No le gustaba el cariz que estaba tomando aquello.
—Llegarán enseguida, y sería mejor que no me encontrasen así. Lo entiendes, ¿no?
—Desde luego —contestó y se colocó detrás de ella. La tierra comenzó a moverse. Fosse empujó la silla hacia delante hasta que Alicia quedó de rodillas, la cabeza colgando y la mirada puesta en aquella alfombra raída y sucia.
Esperó sentir que aflojaba las cuerdas, pero no fue así porque enseguida volvió a verlo frente a ella, y aquella vez tenía en las manos la espada, aquella brillante y afilada espada con la que ya le había cortado una vez.
—Dios mío… —miró el filo y se quedó sin aliento—. No…
Pero Fosse ya no la oía. Tenía la mirada puesta en la silla a la que estaba atada y en el espacio que había más allá de su cuello.
Se colocó a su lado. Sólo podía verle los pies, aquellos calcetines blancos y las deportivas negras. Oyó el silbido de la espada al cortar el aire estanco y caliente de aquel lugar y un extraño recuerdo le acudió a la cabeza: Ana Bolena acudiendo a su ejecución a manos del verdugo de Caláis, por cortesía de Enrique VIII, que no quiso someterla al habitual golpe de hacha. Había hecho venir a aquel verdugo por su buena reputación. La espada tenía una eficacia limpia y precisa que con el hacha no se podía conseguir. El verdugo escondió la espada bajo la paja, se colocó detrás de ella, oyó sus últimas palabras y luego decapitó a la desgraciada reina de un solo tajo.

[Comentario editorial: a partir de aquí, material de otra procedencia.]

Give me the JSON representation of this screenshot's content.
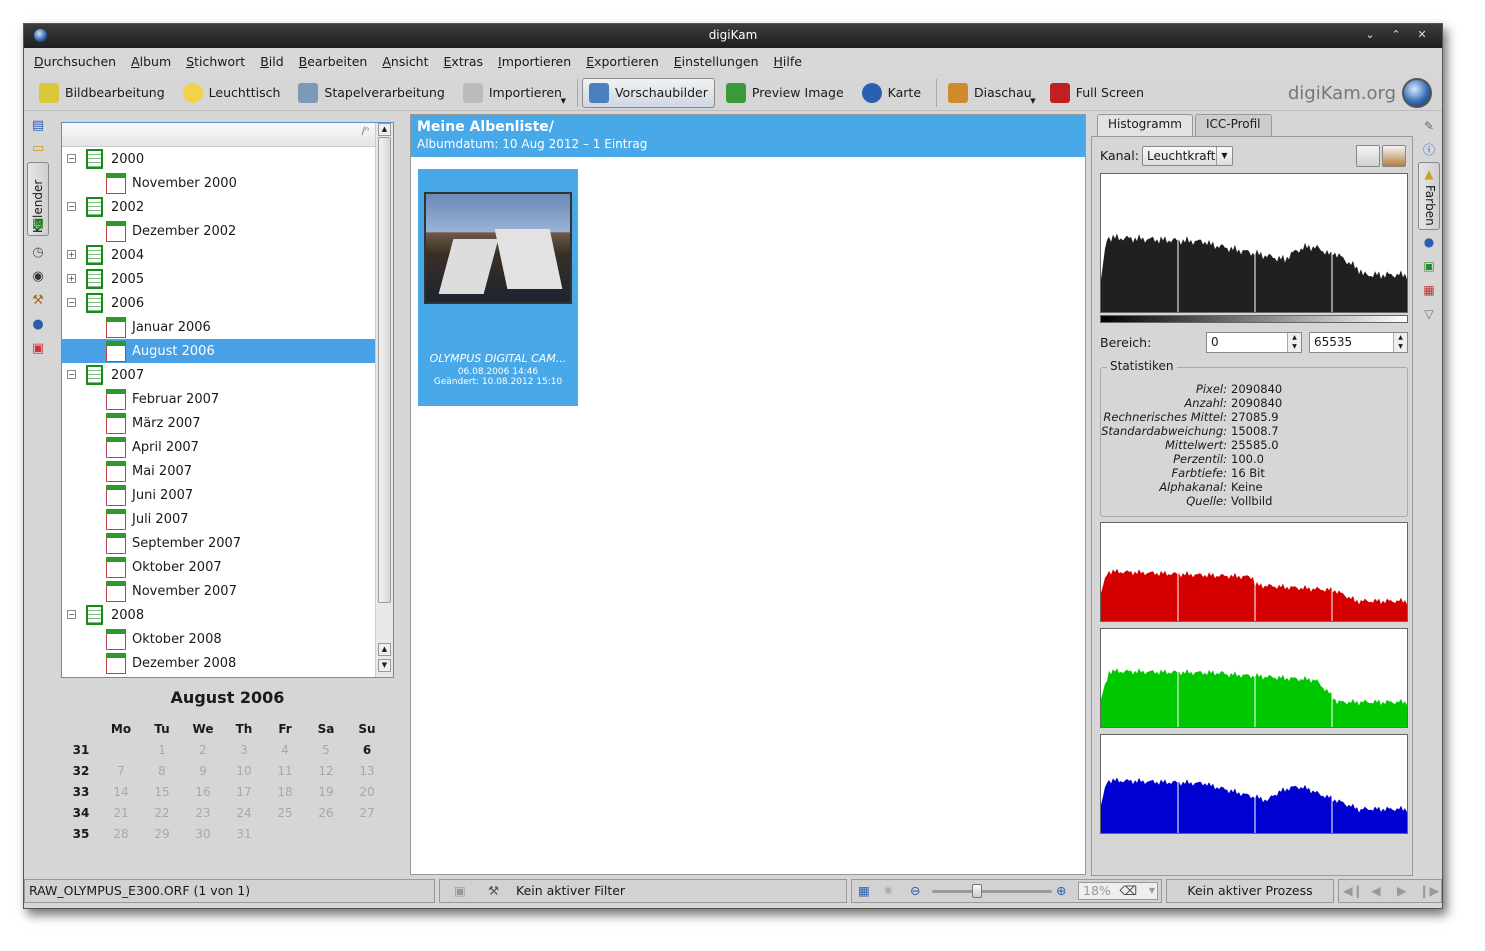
{
  "window": {
    "title": "digiKam"
  },
  "menubar": [
    "Durchsuchen",
    "Album",
    "Stichwort",
    "Bild",
    "Bearbeiten",
    "Ansicht",
    "Extras",
    "Importieren",
    "Exportieren",
    "Einstellungen",
    "Hilfe"
  ],
  "toolbar": {
    "items": [
      {
        "label": "Bildbearbeitung",
        "icon": "image-edit-icon"
      },
      {
        "label": "Leuchttisch",
        "icon": "lightbulb-icon"
      },
      {
        "label": "Stapelverarbeitung",
        "icon": "batch-icon"
      },
      {
        "label": "Importieren",
        "icon": "camera-icon"
      },
      {
        "label": "Vorschaubilder",
        "icon": "thumbnails-icon"
      },
      {
        "label": "Preview Image",
        "icon": "preview-icon"
      },
      {
        "label": "Karte",
        "icon": "globe-icon"
      },
      {
        "label": "Diaschau",
        "icon": "slideshow-icon"
      },
      {
        "label": "Full Screen",
        "icon": "fullscreen-icon"
      }
    ],
    "brand": "digiKam.org"
  },
  "left_tab": "Kalender",
  "tree": [
    {
      "label": "2000",
      "level": 0,
      "type": "year"
    },
    {
      "label": "November 2000",
      "level": 1,
      "type": "month"
    },
    {
      "label": "2002",
      "level": 0,
      "type": "year"
    },
    {
      "label": "Dezember 2002",
      "level": 1,
      "type": "month"
    },
    {
      "label": "2004",
      "level": 0,
      "type": "year",
      "collapsed": true
    },
    {
      "label": "2005",
      "level": 0,
      "type": "year",
      "collapsed": true
    },
    {
      "label": "2006",
      "level": 0,
      "type": "year"
    },
    {
      "label": "Januar 2006",
      "level": 1,
      "type": "month"
    },
    {
      "label": "August 2006",
      "level": 1,
      "type": "month",
      "selected": true
    },
    {
      "label": "2007",
      "level": 0,
      "type": "year"
    },
    {
      "label": "Februar 2007",
      "level": 1,
      "type": "month"
    },
    {
      "label": "März 2007",
      "level": 1,
      "type": "month"
    },
    {
      "label": "April 2007",
      "level": 1,
      "type": "month"
    },
    {
      "label": "Mai 2007",
      "level": 1,
      "type": "month"
    },
    {
      "label": "Juni 2007",
      "level": 1,
      "type": "month"
    },
    {
      "label": "Juli 2007",
      "level": 1,
      "type": "month"
    },
    {
      "label": "September 2007",
      "level": 1,
      "type": "month"
    },
    {
      "label": "Oktober 2007",
      "level": 1,
      "type": "month"
    },
    {
      "label": "November 2007",
      "level": 1,
      "type": "month"
    },
    {
      "label": "2008",
      "level": 0,
      "type": "year"
    },
    {
      "label": "Oktober 2008",
      "level": 1,
      "type": "month"
    },
    {
      "label": "Dezember 2008",
      "level": 1,
      "type": "month"
    }
  ],
  "calendar": {
    "title": "August 2006",
    "days": [
      "Mo",
      "Tu",
      "We",
      "Th",
      "Fr",
      "Sa",
      "Su"
    ],
    "weeks": [
      {
        "wk": "31",
        "d": [
          "",
          "1",
          "2",
          "3",
          "4",
          "5",
          "6"
        ]
      },
      {
        "wk": "32",
        "d": [
          "7",
          "8",
          "9",
          "10",
          "11",
          "12",
          "13"
        ]
      },
      {
        "wk": "33",
        "d": [
          "14",
          "15",
          "16",
          "17",
          "18",
          "19",
          "20"
        ]
      },
      {
        "wk": "34",
        "d": [
          "21",
          "22",
          "23",
          "24",
          "25",
          "26",
          "27"
        ]
      },
      {
        "wk": "35",
        "d": [
          "28",
          "29",
          "30",
          "31",
          "",
          "",
          ""
        ]
      }
    ],
    "bold_days": [
      "6"
    ]
  },
  "album": {
    "title": "Meine Albenliste/",
    "subtitle": "Albumdatum: 10 Aug 2012 – 1 Eintrag",
    "item": {
      "caption": "OLYMPUS DIGITAL CAM...",
      "date": "06.08.2006 14:46",
      "modified": "Geändert: 10.08.2012 15:10"
    }
  },
  "right": {
    "tabs": [
      "Histogramm",
      "ICC-Profil"
    ],
    "channel_label": "Kanal:",
    "channel_value": "Leuchtkraft",
    "range_label": "Bereich:",
    "range_min": "0",
    "range_max": "65535",
    "stats_title": "Statistiken",
    "stats": [
      {
        "k": "Pixel:",
        "v": "2090840"
      },
      {
        "k": "Anzahl:",
        "v": "2090840"
      },
      {
        "k": "Rechnerisches Mittel:",
        "v": "27085.9"
      },
      {
        "k": "Standardabweichung:",
        "v": "15008.7"
      },
      {
        "k": "Mittelwert:",
        "v": "25585.0"
      },
      {
        "k": "Perzentil:",
        "v": "100.0"
      },
      {
        "k": "Farbtiefe:",
        "v": "16 Bit"
      },
      {
        "k": "Alphakanal:",
        "v": "Keine"
      },
      {
        "k": "Quelle:",
        "v": "Vollbild"
      }
    ],
    "side_tab": "Farben",
    "hist_colors": {
      "lum": "#202020",
      "red": "#d40000",
      "green": "#00c800",
      "blue": "#0000d0"
    }
  },
  "status": {
    "file": "RAW_OLYMPUS_E300.ORF (1 von 1)",
    "filter": "Kein aktiver Filter",
    "zoom": "18%",
    "process": "Kein aktiver Prozess"
  }
}
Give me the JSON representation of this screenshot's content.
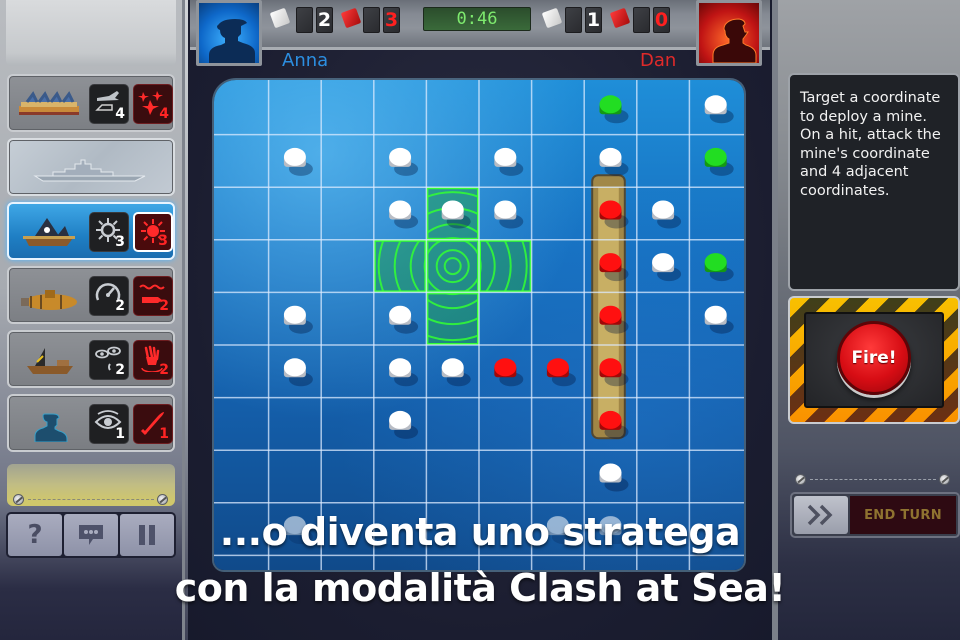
{
  "hud": {
    "player_left": {
      "name": "Anna",
      "white_score": "2",
      "red_score": "3",
      "color": "#2c8ee0"
    },
    "player_right": {
      "name": "Dan",
      "white_score": "1",
      "red_score": "0",
      "color": "#e02a2a"
    },
    "timer": "0:46"
  },
  "left_panel": {
    "ships": [
      {
        "name": "carrier",
        "state": "normal",
        "ability1": {
          "icon": "aircraft-icon",
          "count": "4"
        },
        "ability2": {
          "icon": "fighter-squadron-icon",
          "count": "4"
        }
      },
      {
        "name": "battleship",
        "state": "sunk"
      },
      {
        "name": "pirate-ship",
        "state": "active",
        "ability1": {
          "icon": "mine-icon",
          "count": "3"
        },
        "ability2": {
          "icon": "mine-attack-icon",
          "count": "3"
        }
      },
      {
        "name": "submarine",
        "state": "normal",
        "ability1": {
          "icon": "sonar-gauge-icon",
          "count": "2"
        },
        "ability2": {
          "icon": "torpedo-icon",
          "count": "2"
        }
      },
      {
        "name": "junk-ship",
        "state": "normal",
        "ability1": {
          "icon": "eyes-icon",
          "count": "2"
        },
        "ability2": {
          "icon": "grab-hand-icon",
          "count": "2"
        }
      },
      {
        "name": "commander",
        "state": "normal",
        "ability1": {
          "icon": "spy-eye-icon",
          "count": "1"
        },
        "ability2": {
          "icon": "missile-icon",
          "count": "1"
        }
      }
    ],
    "buttons": [
      {
        "name": "help",
        "label": "?"
      },
      {
        "name": "chat",
        "label": ""
      },
      {
        "name": "pause",
        "label": ""
      }
    ]
  },
  "right_panel": {
    "info_text": "Target a coordinate to deploy a mine. On a hit, attack the mine's coordinate and 4 adjacent coordinates.",
    "fire_label": "Fire!",
    "end_turn_label": "END TURN"
  },
  "board": {
    "columns": 10,
    "rows": 9,
    "colors": {
      "miss": "#ffffff",
      "hit": "#ff1010",
      "reveal": "#22dd22",
      "target": "#33ff33"
    },
    "target_cells": [
      [
        4,
        2
      ],
      [
        3,
        3
      ],
      [
        4,
        3
      ],
      [
        5,
        3
      ],
      [
        4,
        4
      ]
    ],
    "target_center": [
      4,
      3
    ],
    "enemy_ship": {
      "col": 7,
      "row_start": 2,
      "row_end": 6
    },
    "pegs": [
      {
        "c": 7,
        "r": 0,
        "t": "reveal"
      },
      {
        "c": 9,
        "r": 0,
        "t": "miss"
      },
      {
        "c": 1,
        "r": 1,
        "t": "miss"
      },
      {
        "c": 3,
        "r": 1,
        "t": "miss"
      },
      {
        "c": 5,
        "r": 1,
        "t": "miss"
      },
      {
        "c": 7,
        "r": 1,
        "t": "miss"
      },
      {
        "c": 9,
        "r": 1,
        "t": "reveal"
      },
      {
        "c": 3,
        "r": 2,
        "t": "miss"
      },
      {
        "c": 4,
        "r": 2,
        "t": "miss"
      },
      {
        "c": 5,
        "r": 2,
        "t": "miss"
      },
      {
        "c": 7,
        "r": 2,
        "t": "hit"
      },
      {
        "c": 8,
        "r": 2,
        "t": "miss"
      },
      {
        "c": 7,
        "r": 3,
        "t": "hit"
      },
      {
        "c": 8,
        "r": 3,
        "t": "miss"
      },
      {
        "c": 9,
        "r": 3,
        "t": "reveal"
      },
      {
        "c": 1,
        "r": 4,
        "t": "miss"
      },
      {
        "c": 3,
        "r": 4,
        "t": "miss"
      },
      {
        "c": 7,
        "r": 4,
        "t": "hit"
      },
      {
        "c": 9,
        "r": 4,
        "t": "miss"
      },
      {
        "c": 1,
        "r": 5,
        "t": "miss"
      },
      {
        "c": 3,
        "r": 5,
        "t": "miss"
      },
      {
        "c": 4,
        "r": 5,
        "t": "miss"
      },
      {
        "c": 5,
        "r": 5,
        "t": "hit"
      },
      {
        "c": 6,
        "r": 5,
        "t": "hit"
      },
      {
        "c": 7,
        "r": 5,
        "t": "hit"
      },
      {
        "c": 3,
        "r": 6,
        "t": "miss"
      },
      {
        "c": 7,
        "r": 6,
        "t": "hit"
      },
      {
        "c": 7,
        "r": 7,
        "t": "miss"
      },
      {
        "c": 1,
        "r": 8,
        "t": "miss"
      },
      {
        "c": 6,
        "r": 8,
        "t": "miss"
      },
      {
        "c": 7,
        "r": 8,
        "t": "miss"
      }
    ]
  },
  "caption": {
    "line1": "...o diventa uno stratega",
    "line2": "con la modalità Clash at Sea!"
  }
}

La estaba oyendo. Su verdugo practicaba a su espalda con la espada. Luego se hizo un silencio. Se lo imaginó alzando las manos hasta los hombros para trazar el arco final.
Sin pensar, levantó la barbilla y cerró los ojos. No quería ver nada. No quería pensar en la posibilidad de que no acertara en el cuello y la hoja fuera a incrustársele en el cráneo.
En aquel instante tan indescriptible, recordó otra parte de la lección de historia: las últimas palabras de Ana Bolena fueron A Jesucristo encomiendo mi alma.
Ella no pudo decirlas. Sería un insulto.
La música terminó y volvió a empezar. El violín vibró de nuevo.